ACS Award for Computers in Chemical & Pharmaceutical Research in honor of Alexander MacKerell (2022) :
08:00am - 12:00pm USA / Canada - Pacific - March 22, 2022 | Location: Room 25B (San Diego Convention Center)
Alexander Mackerell, Organizer; Henry Woodcock, Organizer; Ashley Ringer, Presider; Jing Huang, Presider
Division: [COMP] Division of Computers in Chemistry
Session Type: Oral - Hybrid
Division/Committee: [COMP] Division of Computers in Chemistry
Tuesday
3703565 - Efficient utilization of structural information in computer-aided drug design
08:00am - 08:20am USA / Canada - Pacific - March 22, 2022 | Location: Room 25B (San Diego Convention Center)
Jing Huang, Presenter
Division: [COMP] Division of Computers in Chemistry
Session Type: Oral - Hybrid
Recent advances in computer hardware and software have rendered computer-aided drug design (CADD) more and more powerful. At the same time, there is a huge increase in the number of protein-ligand complex structures available in PDB databank due to advances in structural biology techniques. In this talk, I will present our efforts towards effective and efficient utilization of structural information to enhance the accuracy of CADD within the framework of molecular docking and of molecular generative models, respectively. I will also share some recent results in developing antibacterial and antiviral agents with novel scaffolds.
Tuesday
3703575 - Leveraging protein structure for novel ligand discovery via physics-based approaches OnDemand
08:20am - 08:40am USA / Canada - Pacific - March 22, 2022 | Location: Room 25B (San Diego Convention Center)
Dr.
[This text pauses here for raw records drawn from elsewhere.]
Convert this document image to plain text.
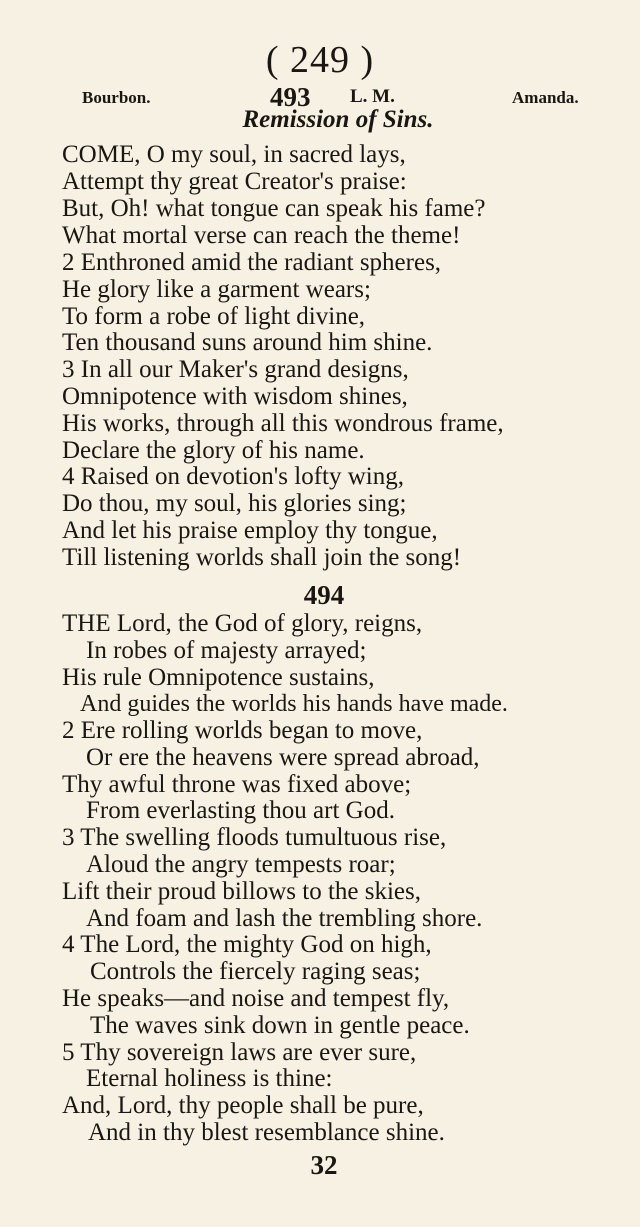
( 249 )
Bourbon.	493 L. M.	Amanda.
Remission of Sins.
COME, O my soul, in sacred lays,
Attempt thy great Creator's praise:
But, Oh! what tongue can speak his fame?
What mortal verse can reach the theme!
2 Enthroned amid the radiant spheres,
He glory like a garment wears;
To form a robe of light divine,
Ten thousand suns around him shine.
3 In all our Maker's grand designs,
Omnipotence with wisdom shines,
His works, through all this wondrous frame,
Declare the glory of his name.
4 Raised on devotion's lofty wing,
Do thou, my soul, his glories sing;
And let his praise employ thy tongue,
Till listening worlds shall join the song!
494
THE Lord, the God of glory, reigns,
In robes of majesty arrayed;
His rule Omnipotence sustains,
And guides the worlds his hands have made.
2 Ere rolling worlds began to move,
Or ere the heavens were spread abroad,
Thy awful throne was fixed above;
From everlasting thou art God.
3 The swelling floods tumultuous rise,
Aloud the angry tempests roar;
Lift their proud billows to the skies,
And foam and lash the trembling shore.
4 The Lord, the mighty God on high,
Controls the fiercely raging seas;
He speaks—and noise and tempest fly,
The waves sink down in gentle peace.
5 Thy sovereign laws are ever sure,
Eternal holiness is thine:
And, Lord, thy people shall be pure,
And in thy blest resemblance shine.
32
Niu Huang, Presenter
Division: [COMP] Division of Computers in Chemistry
Session Type: Oral - Hybrid
Molecular docking is now one of the most pragmatic techniques to leverage protein structure for ligand discovery. To strike the balance of efficiency and accuracy, we have systematically improved the accuracy and efficiency of molecular docking by developing a hierarchical strategy to integrate different computational methods in an increasing order of complexity and more physically realistic manner. We here convincingly show that we have arrived at a computational protocol that is effective to discover novel chemotypes conferring new biology. We will demonstrate our applications in different aspects, namely, identifying new lead series for old targets, predicting unknown polypharmacology of old drugs and discovering the first-in-class druggable candidates against novel biological targets. Finally, we will discuss our progress in the evaluation and optimization of our identified novel candidates in different therapeutic areas through a multidisciplinary approach from mechanistic studies to animal models, represents how physics-based protein-ligand binding prediction can serve as the basis of a drug-discovery procedure.
Tuesday
3703651 - Interface of machine learning and drug design
08:40am - 09:00am USA / Canada - Pacific - March 22, 2022 | Location: Room 25B (San Diego Convention Center)
U Deva Priyakumar, Presenter
Division: [COMP] Division of Computers in Chemistry
Session Type: Oral - Hybrid
In this talk, I will present some key developments in machine learning techniques and highlight their novel application in the field of computer-aided drug design.
Tuesday
3703581 - Post translational modifications induced structural reorganization in tau protein
09:00am - 09:20am USA / Canada - Pacific - March 22, 2022 | Location: Room 25B (San Diego Convention Center)
Division: [COMP] Division of Computers in Chemistry
Session Type: Oral - Hybrid
Microtubule associated protein Tau (MAPT) is a phospho-protein within neurons of the brain. Aggregation of tau is the leading cause of tauopathies such as Alzheimer’s disease. Tau undergoes several post-translational modifications of which phosphorylation and O-GlcNAcylation are key chemical modifications. Tau aggregates into paired helical filaments (PHF) and neurofibrillary tangles upon hyperphosphorylation whereas O-GlcNAcylation stabilizes the soluble form of Tau. How specific phosphorylation and/or O-GlcNAcylation events influence Tau conformations remains largely unknown due to the disordered nature of Tau. We have investigated the phosphorylation and O-GlcNAcylation induced conformational effects on the proline-rich domain (P2) and the R3-R4 repeat domains of human Tau protein. PTMs were introduced at experimentally verified phosphorylation and O-GlcNAcylation sites. Our studies suggest the opposing structural effects of both PTMs and the importance of salt-bridges in governing the conformational preferences upon phosphorylation, highlighting the role of proximal Arginine and Lysine upon hyper-phosphorylation. The structural effects upon PTM were found to be prominent for phosphorylation when compared to O-GlcNAcylation. One of the key observations from our study was the conformational transition to a more opened “H-conformation” upon phosphorylation when compared to the compact “C-conformation” observed in native Tau PHF. The study sheds light on the structural implication of PTMs paving the way for further investigations.
Tuesday
3703577 - Nucleobase stacking revisited
09:20am - 09:40am USA / Canada - Pacific - March 22, 2022 | Location: Room 25B (San Diego Convention Center)
Lennart Nilsson, Presenter
Division: [COMP] Division of Computers in Chemistry
Session Type: Oral - Hybrid
In the mid 1990’s we performed comprehensive studies of the stacking properties of RNA and DNA dinucleotides using PMF calculations with the then current CHARMM nucleic acid all-atom force field.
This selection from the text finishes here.